Tuesday, October 23, 2012

Seventh Post: Choice


Hey there bloggers! Yesterday my niece Alyssa turned ten. Double digits were a HUGE deal to her, and she's been talking about her perspective plans for a sleepover party for months. She also wanted to go to disney world and medieval times, those plans did not fall through but we did host a sleepover party at our house! So, two weekends ago, from 6pm-11am there were nine fourth grade girls running around my house. The sleepover went pretty smoothly, the girls had a scavenger hunt, decorated pumpkins, played games, and it seemed like everyone was having fun, until it was way past their regular bed time.

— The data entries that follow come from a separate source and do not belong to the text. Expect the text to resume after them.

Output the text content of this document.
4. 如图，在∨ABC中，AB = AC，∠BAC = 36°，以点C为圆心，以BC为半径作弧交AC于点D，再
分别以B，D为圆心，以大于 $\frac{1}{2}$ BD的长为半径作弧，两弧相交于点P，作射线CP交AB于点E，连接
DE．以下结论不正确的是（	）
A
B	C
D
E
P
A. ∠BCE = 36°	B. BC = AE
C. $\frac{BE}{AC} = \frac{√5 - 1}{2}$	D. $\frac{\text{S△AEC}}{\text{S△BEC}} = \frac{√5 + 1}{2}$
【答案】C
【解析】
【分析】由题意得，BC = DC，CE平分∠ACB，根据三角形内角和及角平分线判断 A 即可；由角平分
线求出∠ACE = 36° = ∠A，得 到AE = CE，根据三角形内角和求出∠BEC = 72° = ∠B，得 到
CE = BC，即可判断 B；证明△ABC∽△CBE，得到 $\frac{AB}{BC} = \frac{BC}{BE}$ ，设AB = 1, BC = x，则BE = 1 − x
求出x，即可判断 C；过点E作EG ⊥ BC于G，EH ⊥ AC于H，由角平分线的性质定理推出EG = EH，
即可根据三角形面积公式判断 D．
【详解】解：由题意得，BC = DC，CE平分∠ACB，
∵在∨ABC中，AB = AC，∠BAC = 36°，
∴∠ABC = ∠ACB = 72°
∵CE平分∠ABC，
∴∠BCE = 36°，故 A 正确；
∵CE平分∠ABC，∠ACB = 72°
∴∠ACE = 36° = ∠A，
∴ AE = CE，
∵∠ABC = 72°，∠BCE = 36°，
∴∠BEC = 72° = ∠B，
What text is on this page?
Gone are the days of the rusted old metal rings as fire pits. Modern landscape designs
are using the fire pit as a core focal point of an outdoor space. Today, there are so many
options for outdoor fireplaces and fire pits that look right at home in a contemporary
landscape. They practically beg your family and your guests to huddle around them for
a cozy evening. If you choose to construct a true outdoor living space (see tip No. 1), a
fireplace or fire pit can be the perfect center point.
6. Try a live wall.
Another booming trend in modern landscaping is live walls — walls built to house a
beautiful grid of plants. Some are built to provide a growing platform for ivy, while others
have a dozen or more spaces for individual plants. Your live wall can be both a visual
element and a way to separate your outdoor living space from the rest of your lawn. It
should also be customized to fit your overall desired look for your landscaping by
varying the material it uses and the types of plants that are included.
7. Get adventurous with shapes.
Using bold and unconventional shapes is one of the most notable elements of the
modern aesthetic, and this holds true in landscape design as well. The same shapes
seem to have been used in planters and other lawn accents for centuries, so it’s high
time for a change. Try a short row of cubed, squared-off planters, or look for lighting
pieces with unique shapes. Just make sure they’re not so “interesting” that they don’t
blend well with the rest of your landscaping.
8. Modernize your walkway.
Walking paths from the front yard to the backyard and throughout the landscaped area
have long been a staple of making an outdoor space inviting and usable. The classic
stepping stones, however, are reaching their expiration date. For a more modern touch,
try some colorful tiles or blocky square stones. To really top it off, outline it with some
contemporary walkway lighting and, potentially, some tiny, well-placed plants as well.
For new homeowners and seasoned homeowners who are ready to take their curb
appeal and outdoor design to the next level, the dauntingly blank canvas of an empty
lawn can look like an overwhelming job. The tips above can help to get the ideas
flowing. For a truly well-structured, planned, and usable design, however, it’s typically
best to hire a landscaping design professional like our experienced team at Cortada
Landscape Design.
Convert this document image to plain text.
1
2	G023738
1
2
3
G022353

          From the sleepover I noticed a couple of things that I found interesting and notable in the socialization of Alyssa and her friends. Firstly I noticed off the bat that there was one girl, we'll call her Rachel, that the girls seemed to tease. Rachel sort of subjected herself to it. For example she's been to my house many times and asked Alyssa how many dogs we have...she tried to justify this by saying that she didn't mean real dogs, but that didn't really make sense and the girls all giggled. Also during the scavenger hunt when the rules were first read she just headed out in front of her friends, and during another clue she waited behind to change into slippers while the girls all ran in front. So, even though Rachel was subjected to the teasing I also think she sort of separated herself from the girls.
          Later when it was past midnight and the girls were all beyond cranky but still determined stay up late, fighting their tiredness caused some aggression. The girls continuously walking up and down stairs got both my sister and I out of bed so we separately went to talk to them. Alyssa reported back to us that Rachel was being mean to everyone. I tried to explain to her that it sounds a lot more practical for 8 girls to be mean to one than for 1 girl to be mean to 8. It was more than likely that the girls were teasing Rachel and when she tried to fire back they immediately accused her of being the mean one and responded as the victims.As I tried to explain this Alyssa stuck to her response, suggesting that Rachel was making everyone cry and that her sleepover party was a disaster. Than when my sister went downstairs to check on the girls that didn't retreat to my living room she said Rachel was balling and another girl was trying to console her. After all this "drama" wound down the overtired group went to sleep and in the morning they were all best friends again. I had over heard Rachel pick a fight about potato chips but for the most part everything from the night before seemed to be forgotten. Although, yesterday at dinner Alyssa told me Rachel said Alyssa's birthday party wasn't fun. I told her it was probably because everyone was mean to her and yet again Alyssa told me Rachel is mean to all of them. 
         Ever since I was in middle school the problem of girl bullying was often stressed to me and my classmates. So I am aware it is a problem especially in adolescent girls but I did not realize it on set so early. In every scenario I have seen for anti bullying, the bully is intentionally trying to harass her victim, but Alyssa and her friends seem truly unaware that when Rachel is seemingly mean to them it is a response to them being mean to her. Alyssa even said if she is mean to one of the girls they are all mad/upset. This is simple conformity, when a group bigger than two people agree with an idea that seems appealing or "right" more people are likely to follow their opinions, in Alyssa's case causing a shared hatred for one of their other "BFF'S". This common dislike isn't an elementary school thing, it occurs in my high school, at my sisters work, and even between my Mom's bunco friends. But the difference is we are all aware of it and know how to properly handle being grouped with someone you don't really like.Alyssa and her friends have been grouped with the same classmates for five years, not really being given the option to make new friends or leave old friends because there are only so many other girls in the grade. Conditioned to be friends with everyone throughout elementary school I think the girls are more likely to retreat to teasing, disrespecting someones feelings, and overall bullying, while still having play dates and engaging in activities (Alyssa and Rachel carpool for cheer leading practice and use to take gymnastic classes together) with the person that is subjected to this treatment. 
        Traditionally education on girl bullying starting in middle school made sense, but now with children hitting puberty at an earlier age than they did in the past I am sure their hormones subject them to being more emotional, dramatic, and well "catty" at an earlier age. While their emotions are maturing their mindset is still elementary so it doesn't surprise me that Alyssa did not realize how Rachel is the victim in this situation.  But, does this mean girls should be educated on girl bullying earlier than middle school? Would they be mature enough to understand the consequences of their actions? Or would the efforts be ineffective?